Sonntag, 16. März 2025, 11 Uhr im Museum Bischofsheim, Darmstädter Str. 2: Die „Bischemer Egerländer“ als „Gmoi“ in der Gemeinde – Matinee zur Heimatgeschichte mit Frühstück (Kostenbeitrag 15 €) und Musik
Anette Huyer, Dr. Rainer Schmidt und Hermann Beer im Gespräch mit Professor Dr. Wolfgang Schneider. Mit der Bitte um verbindliche Anmeldung unter:
hgv.bischofsheim@gmx.de, Tel.: 06144-1458, www.museum-bischofsheim.de
„Gmoi-Schrammel“ in Tracht und Tradition
Zehn Jahre später haben viele Familien ihr eigenes Haus gebaut, so auch die Heins in der Ginsheimer Straße. „Die Bischemer waren aber zunächst eher misstrauisch“, erzählt Waltraud Hein, die Egerländer waren so was wie die „Gmoi“ in der Gemeinde. Sie hatten eine neue Bleibe gefunden und sich bundesweit mit der „Charta der deutschen Heimatvertriebenen“ bekundet, „auf Rache und Vergeltung“ zu verzichten und „tatkräftig am Wiederaufbau Deutschlands und Europas mitzuwirken“, wie es 1950 formuliert wurde. Die Katholische Kirche war ein „Halt“ vor Ort, die zahlreichen Veranstaltungen mit den „Gmoi-Schrammeln“ oder den Sing- und Tanzgruppen zunächst im Saal der Gastwirtschaft Wiesenecker, später im Bürgerhaus wurden zunehmend auch von der hiesigen Bevölkerung wahrgenommen. Es war Bürgermeister Hans Dorr, der ihre Integration als „Bischemer Egerländer“ adelte.

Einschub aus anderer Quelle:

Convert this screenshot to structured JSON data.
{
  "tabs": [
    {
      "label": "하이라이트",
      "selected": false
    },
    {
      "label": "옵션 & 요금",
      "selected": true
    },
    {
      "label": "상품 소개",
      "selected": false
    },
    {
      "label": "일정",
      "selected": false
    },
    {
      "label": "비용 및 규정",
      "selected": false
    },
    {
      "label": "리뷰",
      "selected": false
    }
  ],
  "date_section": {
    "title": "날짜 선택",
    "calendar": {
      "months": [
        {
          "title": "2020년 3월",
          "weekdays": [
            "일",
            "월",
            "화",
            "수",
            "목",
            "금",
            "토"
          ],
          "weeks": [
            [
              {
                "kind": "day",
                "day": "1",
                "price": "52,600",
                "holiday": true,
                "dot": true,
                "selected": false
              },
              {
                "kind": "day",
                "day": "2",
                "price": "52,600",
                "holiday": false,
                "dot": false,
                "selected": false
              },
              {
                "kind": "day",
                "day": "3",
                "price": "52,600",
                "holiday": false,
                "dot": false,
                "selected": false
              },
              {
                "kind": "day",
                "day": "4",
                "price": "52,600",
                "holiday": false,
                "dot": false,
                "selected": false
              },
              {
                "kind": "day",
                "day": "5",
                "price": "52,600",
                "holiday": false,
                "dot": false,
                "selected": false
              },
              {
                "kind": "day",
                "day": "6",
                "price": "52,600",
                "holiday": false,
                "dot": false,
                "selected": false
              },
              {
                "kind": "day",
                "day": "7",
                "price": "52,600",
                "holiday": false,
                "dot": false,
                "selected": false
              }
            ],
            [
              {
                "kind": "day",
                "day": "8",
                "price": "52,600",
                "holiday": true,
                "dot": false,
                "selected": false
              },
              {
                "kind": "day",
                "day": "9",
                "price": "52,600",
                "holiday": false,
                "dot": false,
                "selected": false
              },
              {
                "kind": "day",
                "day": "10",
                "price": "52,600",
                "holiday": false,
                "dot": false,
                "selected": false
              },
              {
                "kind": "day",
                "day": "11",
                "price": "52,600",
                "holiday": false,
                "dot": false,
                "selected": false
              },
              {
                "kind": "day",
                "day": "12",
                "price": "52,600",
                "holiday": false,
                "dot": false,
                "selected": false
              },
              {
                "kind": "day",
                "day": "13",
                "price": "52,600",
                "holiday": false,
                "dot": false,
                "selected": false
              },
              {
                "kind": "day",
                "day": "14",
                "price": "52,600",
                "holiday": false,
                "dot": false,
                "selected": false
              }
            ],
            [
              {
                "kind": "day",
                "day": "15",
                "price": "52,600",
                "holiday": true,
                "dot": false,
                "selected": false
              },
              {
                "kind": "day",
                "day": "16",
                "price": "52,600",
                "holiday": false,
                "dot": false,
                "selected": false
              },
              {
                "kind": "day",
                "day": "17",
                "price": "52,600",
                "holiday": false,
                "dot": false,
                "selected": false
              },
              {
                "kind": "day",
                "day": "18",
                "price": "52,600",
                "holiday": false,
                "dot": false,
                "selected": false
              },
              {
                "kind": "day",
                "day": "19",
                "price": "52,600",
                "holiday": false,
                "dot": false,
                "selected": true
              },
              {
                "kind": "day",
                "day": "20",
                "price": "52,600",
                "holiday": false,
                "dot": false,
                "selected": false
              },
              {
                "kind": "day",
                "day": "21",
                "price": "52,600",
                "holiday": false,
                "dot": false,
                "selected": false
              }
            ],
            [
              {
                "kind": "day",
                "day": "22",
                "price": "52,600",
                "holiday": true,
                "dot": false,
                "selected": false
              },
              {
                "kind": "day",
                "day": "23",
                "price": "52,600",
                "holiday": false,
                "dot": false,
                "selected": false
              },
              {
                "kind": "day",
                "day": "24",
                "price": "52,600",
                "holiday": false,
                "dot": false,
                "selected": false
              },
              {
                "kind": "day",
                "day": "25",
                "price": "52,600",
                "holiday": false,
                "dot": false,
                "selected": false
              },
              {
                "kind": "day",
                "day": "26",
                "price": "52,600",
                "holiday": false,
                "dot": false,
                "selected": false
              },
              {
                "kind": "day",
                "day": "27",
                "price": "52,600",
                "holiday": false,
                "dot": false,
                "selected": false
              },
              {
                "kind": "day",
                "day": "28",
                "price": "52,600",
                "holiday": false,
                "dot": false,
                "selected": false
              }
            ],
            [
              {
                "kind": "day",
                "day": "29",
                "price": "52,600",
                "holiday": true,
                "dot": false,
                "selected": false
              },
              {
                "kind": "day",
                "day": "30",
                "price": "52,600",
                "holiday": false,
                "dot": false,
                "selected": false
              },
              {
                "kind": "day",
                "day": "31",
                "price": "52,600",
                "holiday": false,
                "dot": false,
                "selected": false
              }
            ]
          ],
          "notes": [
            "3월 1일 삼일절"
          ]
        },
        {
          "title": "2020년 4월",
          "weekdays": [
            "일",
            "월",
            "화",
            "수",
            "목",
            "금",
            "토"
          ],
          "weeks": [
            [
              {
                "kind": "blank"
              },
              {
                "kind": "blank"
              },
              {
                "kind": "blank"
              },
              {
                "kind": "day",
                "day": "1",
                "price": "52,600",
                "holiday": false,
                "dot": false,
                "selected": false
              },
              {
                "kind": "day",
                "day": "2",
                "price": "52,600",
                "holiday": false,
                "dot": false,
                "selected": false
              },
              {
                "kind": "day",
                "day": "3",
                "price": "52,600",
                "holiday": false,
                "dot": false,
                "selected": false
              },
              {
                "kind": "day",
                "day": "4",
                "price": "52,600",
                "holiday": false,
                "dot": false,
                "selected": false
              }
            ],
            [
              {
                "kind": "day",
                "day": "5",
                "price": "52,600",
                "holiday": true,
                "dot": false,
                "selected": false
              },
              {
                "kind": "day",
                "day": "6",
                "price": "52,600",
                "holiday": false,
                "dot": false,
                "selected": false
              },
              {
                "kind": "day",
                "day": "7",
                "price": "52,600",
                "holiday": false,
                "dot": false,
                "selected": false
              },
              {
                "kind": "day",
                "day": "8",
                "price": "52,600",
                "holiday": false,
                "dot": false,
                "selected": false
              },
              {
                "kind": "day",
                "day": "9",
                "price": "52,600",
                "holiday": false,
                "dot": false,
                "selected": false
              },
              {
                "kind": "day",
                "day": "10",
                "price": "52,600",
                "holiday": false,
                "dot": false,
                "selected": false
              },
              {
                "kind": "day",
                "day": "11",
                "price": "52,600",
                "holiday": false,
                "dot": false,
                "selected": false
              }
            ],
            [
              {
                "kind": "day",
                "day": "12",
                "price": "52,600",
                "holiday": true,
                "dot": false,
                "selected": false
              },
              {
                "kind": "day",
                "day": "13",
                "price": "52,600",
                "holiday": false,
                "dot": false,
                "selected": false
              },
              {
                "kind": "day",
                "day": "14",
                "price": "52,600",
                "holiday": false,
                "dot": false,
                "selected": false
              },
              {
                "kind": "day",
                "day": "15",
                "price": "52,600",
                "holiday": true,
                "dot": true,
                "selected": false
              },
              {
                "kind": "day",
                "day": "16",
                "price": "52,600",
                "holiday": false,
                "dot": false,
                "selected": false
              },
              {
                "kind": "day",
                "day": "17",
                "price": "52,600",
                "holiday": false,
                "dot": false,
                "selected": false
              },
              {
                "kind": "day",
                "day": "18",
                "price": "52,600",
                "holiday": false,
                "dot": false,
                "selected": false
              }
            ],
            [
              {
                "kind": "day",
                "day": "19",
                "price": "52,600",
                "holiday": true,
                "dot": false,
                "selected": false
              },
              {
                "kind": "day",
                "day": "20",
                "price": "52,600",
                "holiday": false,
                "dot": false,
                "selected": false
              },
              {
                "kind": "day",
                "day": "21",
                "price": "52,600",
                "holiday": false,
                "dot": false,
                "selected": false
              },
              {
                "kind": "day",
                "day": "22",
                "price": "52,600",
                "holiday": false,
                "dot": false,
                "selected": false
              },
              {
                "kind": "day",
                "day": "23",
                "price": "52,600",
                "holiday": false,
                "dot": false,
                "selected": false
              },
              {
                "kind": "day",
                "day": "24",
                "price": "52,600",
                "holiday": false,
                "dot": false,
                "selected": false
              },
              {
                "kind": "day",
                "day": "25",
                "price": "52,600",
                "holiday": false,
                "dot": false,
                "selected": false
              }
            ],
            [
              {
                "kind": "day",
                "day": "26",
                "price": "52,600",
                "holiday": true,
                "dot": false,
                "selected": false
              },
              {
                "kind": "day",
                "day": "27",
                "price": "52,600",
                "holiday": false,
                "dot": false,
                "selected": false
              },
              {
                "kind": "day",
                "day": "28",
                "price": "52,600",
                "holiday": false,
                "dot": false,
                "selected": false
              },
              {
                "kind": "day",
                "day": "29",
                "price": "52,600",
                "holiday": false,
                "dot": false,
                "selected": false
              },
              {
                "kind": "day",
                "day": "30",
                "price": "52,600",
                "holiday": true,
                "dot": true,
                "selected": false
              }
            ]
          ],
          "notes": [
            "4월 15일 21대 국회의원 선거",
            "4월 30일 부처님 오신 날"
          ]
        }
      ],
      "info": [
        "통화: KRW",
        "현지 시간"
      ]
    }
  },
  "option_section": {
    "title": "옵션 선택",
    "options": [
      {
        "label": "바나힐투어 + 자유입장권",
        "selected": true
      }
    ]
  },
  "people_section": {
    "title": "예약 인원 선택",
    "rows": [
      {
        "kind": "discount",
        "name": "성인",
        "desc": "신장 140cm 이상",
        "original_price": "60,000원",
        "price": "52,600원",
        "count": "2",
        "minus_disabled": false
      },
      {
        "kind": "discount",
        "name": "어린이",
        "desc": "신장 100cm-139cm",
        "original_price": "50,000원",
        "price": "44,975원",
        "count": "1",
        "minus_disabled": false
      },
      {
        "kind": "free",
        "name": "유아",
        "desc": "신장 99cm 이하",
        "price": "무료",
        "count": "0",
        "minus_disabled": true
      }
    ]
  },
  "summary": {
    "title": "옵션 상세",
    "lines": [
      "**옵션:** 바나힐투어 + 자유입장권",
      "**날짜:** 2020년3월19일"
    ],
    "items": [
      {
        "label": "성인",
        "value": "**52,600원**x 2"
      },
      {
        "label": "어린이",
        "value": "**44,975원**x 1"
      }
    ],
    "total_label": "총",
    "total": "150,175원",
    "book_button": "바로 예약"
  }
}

Waltraud Hein präsentiert mir stolz die Tracht ihres vor zehn Jahren verstorbenen Mannes in den traditionellen Farben braun, weiß und grün, mit dem „Geschirr“, den Hosenträgern, und dem „Housnoa(n)toudara“, eine Art Gürtelschnalle. Sie selbst trug eine Leinenbluse mit besticktem Mieder, Seidentuch und Schürze. Als „Gehänge“ bezeichnet sie die Silberkette mit Herz und Kreuz und böhmischen Granaten. Verheiratete Frauen wurde noch die Haube aufgesetzt, „die haben wir aber nicht gerne getragen“. Die Männer hatten einen schwarzen „Floderer“ als Hut, Unverheiratete mit rotem Band. Und dann kommt sie auf das Egerländer Leibgericht zu sprechen, „Schweinaos, Kraut u Knia(d)la“, das in der Zeit als ihr Mann „Vürastäiha“ war, im eigenen Keller, Hof und Garten zur Bischemer Kerb in unzähligen Portionen verkauft wurde.
Mit ihren beiden erwachsenen Kindern, den drei Enkeln und dem Urenkel blättert sie schon mal in den Fotoalben einer schönen Zeit, aber festhalten könne man die nicht. Die dritte Generation überlegt derzeit die „Egerländer Gmoi“ aufzulösen. Zeit also, sich noch einmal zu erinnern, Geschichten aufzuschreiben und Dokumente für die Nachwelt zu erhalten; denn Bischofsheim kann sich glücklich schätzen, dass die „Gmoi“ auch hier heimisch geworden ist.